January 5, 2013
The lame-duck session of the legislature, which ends next week, is often used as a time to pass controversial issues because defeated legislators won’t be returning and can vote their conscience without worrying about the next election.
But supporters of gay marriage fumbled last week when they tried to push legislation legalizing it through the General Assembly, attempting to pass it when there was strong evidence there would not be enough votes.
They might have set back their cause for no good reason, given that legislative Democrats, who control both chambers and are most associated with supporting the proposal, will have larger majorities starting next week.
Regardless of supporters’ bungling, their cause is worthy and the legislature, whether it is the 97th General Assembly or the 98th, should make gay marriage the law of Illinois.
America is an ever-changing soup of ethnicities, nationalities, backgrounds, religious beliefs and sexual orientations. It took more than 143 years from Independence Day for women to be given the right to vote. It took nearly 100 years after the Civil War for blacks everywhere to truly be allowed to vote. Sexual orientation may be the final frontier in the civil rights movement.
Gay marriage is the civil rights issue of the generation that aged into adulthood starting with the new millennium. Members of this generation almost universally have friends, family members and parents who are openly gay. They view a person’s sexuality as an inherent and unchangeable human trait. Because of this generation’s overwhelming embrace of gay marriage, it’s inclusion in state and eventually federal law is almost a fait accompli.
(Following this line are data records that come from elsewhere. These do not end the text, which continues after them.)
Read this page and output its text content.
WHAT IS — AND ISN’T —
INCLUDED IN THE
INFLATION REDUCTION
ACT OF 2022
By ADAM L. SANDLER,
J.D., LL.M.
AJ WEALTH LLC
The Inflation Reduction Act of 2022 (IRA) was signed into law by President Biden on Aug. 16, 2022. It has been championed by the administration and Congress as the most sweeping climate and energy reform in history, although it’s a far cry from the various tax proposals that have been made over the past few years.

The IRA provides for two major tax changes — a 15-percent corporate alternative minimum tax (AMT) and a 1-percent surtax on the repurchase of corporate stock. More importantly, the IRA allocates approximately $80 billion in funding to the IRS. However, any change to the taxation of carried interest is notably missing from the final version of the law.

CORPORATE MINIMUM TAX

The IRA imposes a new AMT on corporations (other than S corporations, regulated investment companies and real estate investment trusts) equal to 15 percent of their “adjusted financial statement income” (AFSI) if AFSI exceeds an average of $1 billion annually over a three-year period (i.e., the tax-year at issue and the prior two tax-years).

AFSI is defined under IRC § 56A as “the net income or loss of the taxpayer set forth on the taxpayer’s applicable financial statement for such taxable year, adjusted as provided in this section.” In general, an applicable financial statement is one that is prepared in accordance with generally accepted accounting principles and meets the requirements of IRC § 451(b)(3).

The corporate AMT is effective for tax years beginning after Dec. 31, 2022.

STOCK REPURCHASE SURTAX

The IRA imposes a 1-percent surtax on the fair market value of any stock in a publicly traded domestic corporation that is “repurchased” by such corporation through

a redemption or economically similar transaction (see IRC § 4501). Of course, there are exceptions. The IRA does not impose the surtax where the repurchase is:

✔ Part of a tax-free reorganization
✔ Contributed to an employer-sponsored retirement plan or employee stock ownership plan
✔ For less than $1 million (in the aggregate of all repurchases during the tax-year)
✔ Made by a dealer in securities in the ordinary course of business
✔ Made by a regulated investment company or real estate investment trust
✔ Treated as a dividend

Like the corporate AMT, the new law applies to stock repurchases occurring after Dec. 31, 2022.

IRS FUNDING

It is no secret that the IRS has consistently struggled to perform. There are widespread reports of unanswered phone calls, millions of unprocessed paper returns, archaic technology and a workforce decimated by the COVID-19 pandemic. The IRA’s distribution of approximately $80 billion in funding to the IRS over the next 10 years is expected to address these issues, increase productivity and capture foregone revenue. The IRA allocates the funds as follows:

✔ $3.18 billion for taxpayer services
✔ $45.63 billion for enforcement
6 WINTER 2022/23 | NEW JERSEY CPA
Other generations are recognizing and learning from their children. The most stunning development of the week was when Illinois Republican Party chairman Pat Brady said he favors gay marriage.
“How are we ever going to get the vote of anyone under 40? People have a very bad image of the party now,” Brady told Crain’s Chicago Business in an interview. “Mean-spirited. But this is the party of Lincoln, the party of equality.”
As a practical matter, this is really a small step. Even if Illinois passes this bill, there is much more to be done.
Equality Illinois, a group in favor of gay marriage, released a study documenting the various problems those with civil unions have faced since 2011, when the legislature approved them. Those problems included filing joint federal tax returns, passing pensions and Social Security benefits onto their surviving spouses and getting health insurance from their spouse’s company. Entities that refuse to recognize same-sex unions because the federal government does not recognize them will be able to continue to do so until the federal Defense of Marriage Act is repealed or struck down by the Supreme Court.
Some religious groups, the most high-profile of which is the Roman Catholic Church, are fighting gay marriage in Illinois. Springfield Catholic Bishop Thomas John Paprocki told a Senate committee that gay marriage is a violation of “natural law” because two married gay people cannot procreate and that gay marriage will “radically redefine what marriage is for everybody.”
As much as some may not like it, marriage and family already have evolved much over the last few hundred years. The families of women to be married no longer have to pay a dowry to the family of her future husband. Women aren’t expected to follow their husband’s every command. In some two-parent families, there are two fathers or two mothers.
Moreover, the marriages of heterosexual people without children, who either can’t procreate or choose not to, are not any less valid under the law.
Catholic leaders, led by Chicago Cardinal Francis George, wrote a letter saying the state does not have the power to create something that “nature itself tells us is impossible.”
Lt. Gov. Sheila Simon noted adoption was created by the state to facilitate the formation of families, even though it does not exist in nature.
The legislation that eventually passes should allow churches to refuse to marry same-sex couples, even though such policies are discriminatory. They have a First Amendment right to religious freedom. But such discrimination must not be the policy of the state of Illinois nor the United States of America.